Прибыв к месту службы, я представился своему новому начальнику К. А. Вершинину. Должен напомнить, что перед Белорусской операцией в 1944 году 240-я авиадивизия была передана в состав авиации 2-го Белорусского фронта, но едва мы успели перебазироваться, как пришел новый приказ о включении соединения в состав 1-й воздушной армии 3-го Белорусского фронта. Так что служить с К. А. Вершининым в годы войны мне не довелось. Тем не менее он меня, как выяснилось, знал [423] и, кажется, обрадовался, что меня назначили командиром соединения именно к нему.

Главной и первоочередной задачей для себя в тот период я считал знакомство с командирами дивизий и полков. Летал в соединения и части и всюду, увы, видел одну и ту же картину: плановых и регулярных занятий с летчиками не проводилось, учебная база для этого только готовилась.
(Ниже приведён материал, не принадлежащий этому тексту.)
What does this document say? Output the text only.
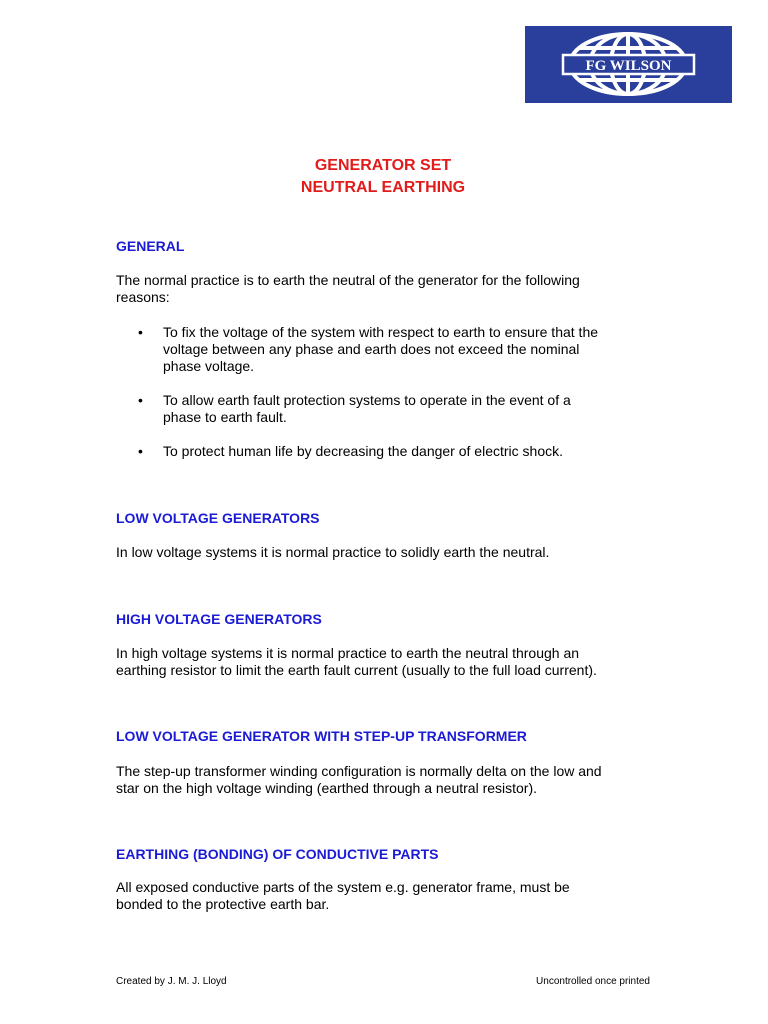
FG WILSON
GENERATOR SET
NEUTRAL EARTHING
GENERAL
The normal practice is to earth the neutral of the generator for the following
reasons:
•	To fix the voltage of the system with respect to earth to ensure that the
voltage between any phase and earth does not exceed the nominal
phase voltage.
•	To allow earth fault protection systems to operate in the event of a
phase to earth fault.
•	To protect human life by decreasing the danger of electric shock.
LOW VOLTAGE GENERATORS
In low voltage systems it is normal practice to solidly earth the neutral.
HIGH VOLTAGE GENERATORS
In high voltage systems it is normal practice to earth the neutral through an
earthing resistor to limit the earth fault current (usually to the full load current).
LOW VOLTAGE GENERATOR WITH STEP-UP TRANSFORMER
The step-up transformer winding configuration is normally delta on the low and
star on the high voltage winding (earthed through a neutral resistor).
EARTHING (BONDING) OF CONDUCTIVE PARTS
All exposed conductive parts of the system e.g. generator frame, must be
bonded to the protective earth bar.
Created by J. M. J. Lloyd	Uncontrolled once printed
Кое-что мне было уже знакомо по той обстановке, которая в первые послевоенные недели складывалась в полках 240-й авиадивизии. Демобилизация... Но там по моему приказу быстро приступили к плановой командирской подготовке, что дисциплинировало личный состав. Здесь же все надо было начинать с большим опозданием.

Собрав командиров дивизий, я приказал в десятидневный срок организовать все необходимое для регулярной учебы и понял, что такой поворот дел для некоторых из них — неожиданность. По истечении установленного срока начал проверку. Результатами я был вполне удовлетворен. Только в соединении, которым командовал полковник (фамилию я по известным причинам не стану называть), даже ни одного класса не было подготовлено. «Война нас всему выучила», — невозмутимо объяснил комдив. Он был искренне убежден в том, что учиться уже нечему. И это был хороший летчик и опытный командир-практик. Я немало встречал таких в годы войны — командиров полков и даже дивизий. Их личного боевого опыта и чутья часто хватало на то, чтобы результативно вести тяжелую будничную работу войны, по... если командир не работает над собой регулярно, его, прямо скажем, самоуверенность рано или поздно становилась серьезным тормозом в меняющихся условиях, особенно при поступлении на вооружение новых, более совершенных и более сложных самолетов. Надо было искать другие эффективные методы их освоения и обучать подчиненных новым тактическим приемам работы на этих машинах.

Полковник, искренне полагавший, что война уже всему выучила, в тот момент не предполагал, что по распоряжению К. А. Вершинина мне предписывалось одного из командиров дивизий отправить на курсы усовершенствования в академию. Поэтому я не стал объяснять ему необходимость серьезной теоретической подготовки, зная, что в академии это сделают лучше, а просто сказал: [424]

— Раз не можете и не хотите учить — будете учиться сами. Собирайтесь на учебу в Монино.

Реакция была поразительной. Комдив взмолился:

— Дайте мне, товарищ генерал, пять дней... Только пять...

Когда истекли эти пять дней, я снова побывал в дивизии и был изумлен: учебные кабинеты были подготовлены по высшему разряду. Столы, доски, аккуратные схемы, макеты, даже очень красиво оформленные облака из ваты под потолком, между которыми на едва заметных нитях висели макетики самолетов, которые можно было перемещать, наглядно показывая тактические приемы группы самолетов в воздушном бою... Я поблагодарил полковника за все это, но тем не менее приказа своего не отменил, и вскоре он убыл в Монино.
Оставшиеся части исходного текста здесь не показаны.